Go is a fascinating game. It's easy to learn and damn-near impossible to master, and has been entertaining people for thousands of years. But while we've long had the ability to beat grand masters in chess with our computers, nobody had beaten a Go champion with an artificial intelligence system. Until now.
Google announced this week that its DeepMind team had managed to beat the European champion of Go in a matchup that recalled previous computer-versus-human competitions, such as Deep Blue versus Garry Kasparov.
Wired has a good look at the effort that went into creating the system that managed to win a game that had frustrated AI researchers for years. (Facebook's Mark Zuckerberg, in a humorous or maybe pre-mediated move,
posted about Facebook's work chasing this goal just hours before Google made its announcement.)
And after reading so many profiles of Marvin Minsky over the course of the week (
Steven Levy of Backchannel has a good one), one thing that struck me was the distance between the development of his theories and DeepMind's accomplishment: nearly 60 years and untold advances in technology Minksy could not have forseen when he first got started.
AI researchers know to be wary of "
the AI winters" that can often follow a period in which public excitement in artificial intelligence has been growing, such as the one we're in now.

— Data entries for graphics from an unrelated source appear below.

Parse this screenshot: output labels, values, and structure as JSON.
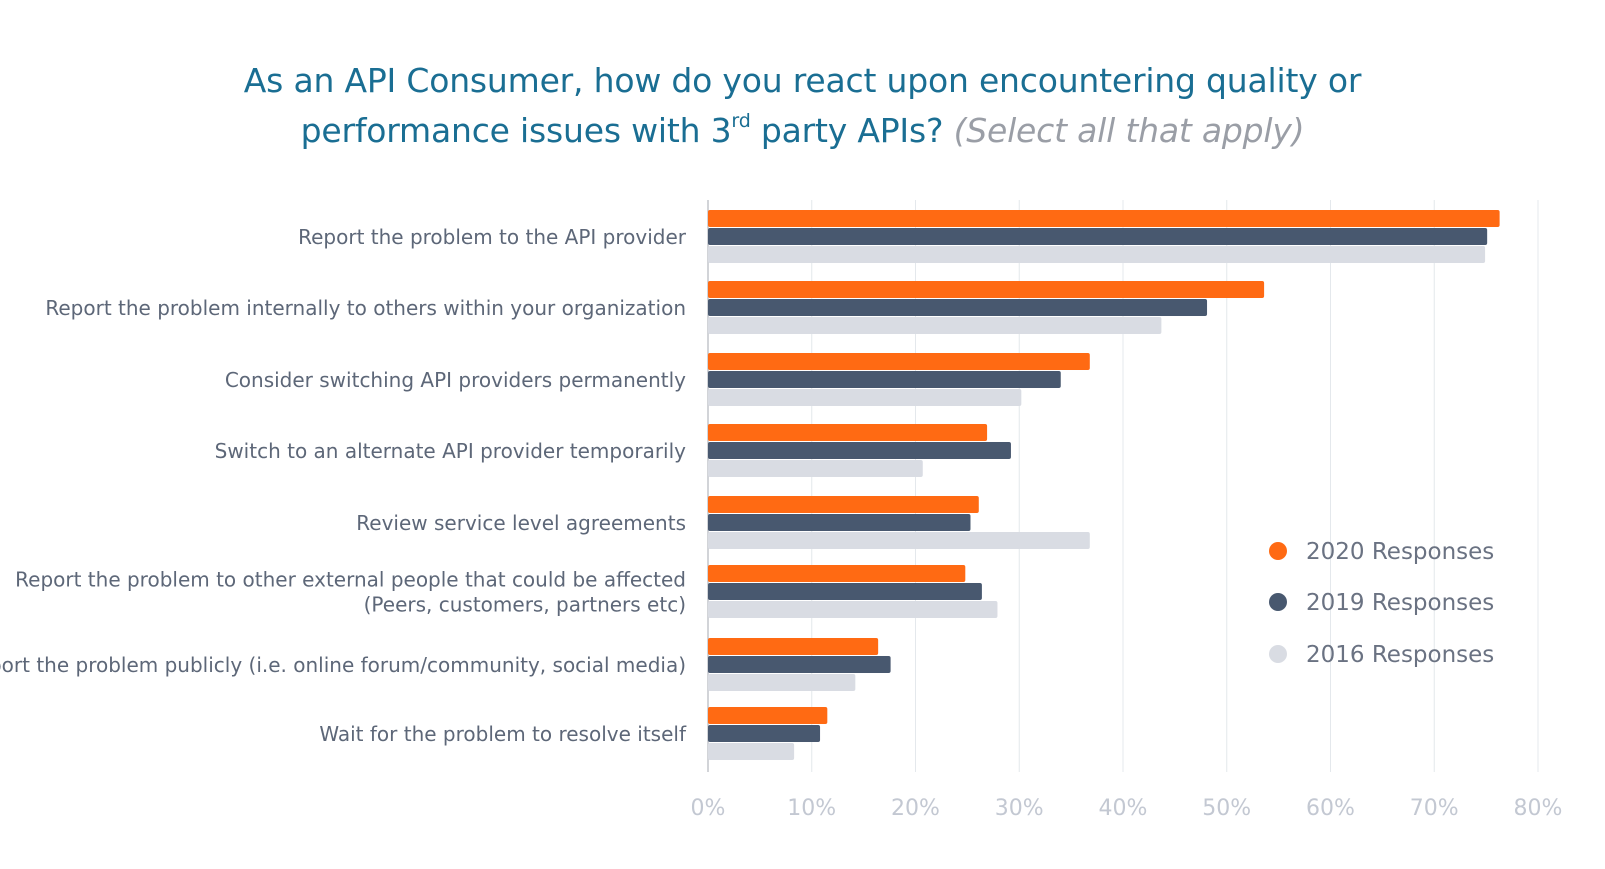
{
  "title": {
    "line1": "As an API Consumer, how do you react upon encountering quality or",
    "line2_pre": "performance issues with 3",
    "line2_sup": "rd",
    "line2_post": " party APIs?",
    "note": "(Select all that apply)"
  },
  "colors": {
    "2020": "#ff6a13",
    "2019": "#48586f",
    "2016": "#d9dce3",
    "grid": "#e4e8ec",
    "axis": "#c3c6cc",
    "tick_text": "#c3c8d2",
    "label_text": "#5d6778",
    "legend_text": "#6a7282"
  },
  "chart_data": {
    "type": "bar",
    "orientation": "horizontal",
    "categories": [
      "Report the problem to the API provider",
      "Report the problem internally to others within your organization",
      "Consider switching API providers permanently",
      "Switch to an alternate API provider temporarily",
      "Review service level agreements",
      "Report the problem to other external people that could be affected\n(Peers, customers, partners etc)",
      "Report the problem publicly (i.e. online forum/community, social media)",
      "Wait for the problem to resolve itself"
    ],
    "series": [
      {
        "name": "2020 Responses",
        "color": "#ff6a13",
        "values": [
          76.3,
          53.6,
          36.8,
          26.9,
          26.1,
          24.8,
          16.4,
          11.5
        ]
      },
      {
        "name": "2019 Responses",
        "color": "#48586f",
        "values": [
          75.1,
          48.1,
          34.0,
          29.2,
          25.3,
          26.4,
          17.6,
          10.8
        ]
      },
      {
        "name": "2016 Responses",
        "color": "#d9dce3",
        "values": [
          74.9,
          43.7,
          30.2,
          20.7,
          36.8,
          27.9,
          14.2,
          8.3
        ]
      }
    ],
    "xlim": [
      0,
      80
    ],
    "xticks": [
      "0%",
      "10%",
      "20%",
      "30%",
      "40%",
      "50%",
      "60%",
      "70%",
      "80%"
    ],
    "grid": true,
    "legend_position": "right"
  }
}
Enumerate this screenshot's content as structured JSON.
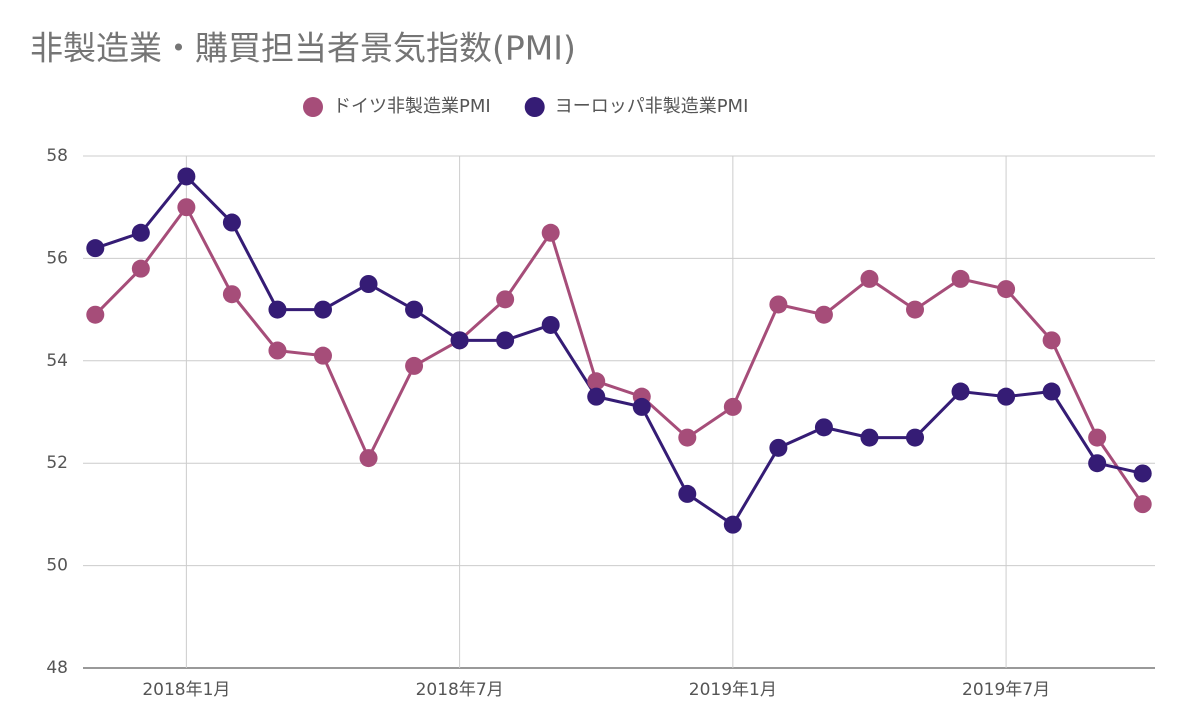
{
  "chart_data": {
    "type": "line",
    "title": "非製造業・購買担当者景気指数(PMI)",
    "x": [
      "2017-11",
      "2017-12",
      "2018-01",
      "2018-02",
      "2018-03",
      "2018-04",
      "2018-05",
      "2018-06",
      "2018-07",
      "2018-08",
      "2018-09",
      "2018-10",
      "2018-11",
      "2018-12",
      "2019-01",
      "2019-02",
      "2019-03",
      "2019-04",
      "2019-05",
      "2019-06",
      "2019-07",
      "2019-08",
      "2019-09",
      "2019-10"
    ],
    "series": [
      {
        "name": "ドイツ非製造業PMI",
        "color": "#a64d79",
        "values": [
          54.9,
          55.8,
          57.0,
          55.3,
          54.2,
          54.1,
          52.1,
          53.9,
          54.4,
          55.2,
          56.5,
          53.6,
          53.3,
          52.5,
          53.1,
          55.1,
          54.9,
          55.6,
          55.0,
          55.6,
          55.4,
          54.4,
          52.5,
          51.2
        ]
      },
      {
        "name": "ヨーロッパ非製造業PMI",
        "color": "#351c75",
        "values": [
          56.2,
          56.5,
          57.6,
          56.7,
          55.0,
          55.0,
          55.5,
          55.0,
          54.4,
          54.4,
          54.7,
          53.3,
          53.1,
          51.4,
          50.8,
          52.3,
          52.7,
          52.5,
          52.5,
          53.4,
          53.3,
          53.4,
          52.0,
          51.8
        ]
      }
    ],
    "xticks": [
      {
        "value": "2018-01",
        "label": "2018年1月"
      },
      {
        "value": "2018-07",
        "label": "2018年7月"
      },
      {
        "value": "2019-01",
        "label": "2019年1月"
      },
      {
        "value": "2019-07",
        "label": "2019年7月"
      }
    ],
    "ylim": [
      48,
      58
    ],
    "yticks": [
      48,
      50,
      52,
      54,
      56,
      58
    ],
    "grid": true,
    "legend": "top"
  }
}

And Minsky's life and legacy underscore that artificial intelligence research has produced amazing breakthroughs, but it has taken a very long time, and will continue to take a very long time by the standards of most other things in technology.
The real test for DeepMind will come later this year, some time around Structure Data in March, when it faces off against South Korea's Lee Sedel, widely considered one of the best to ever play the game. But it's only the latest milestone in the long history of AI research that paved the way to Google's accomplishment.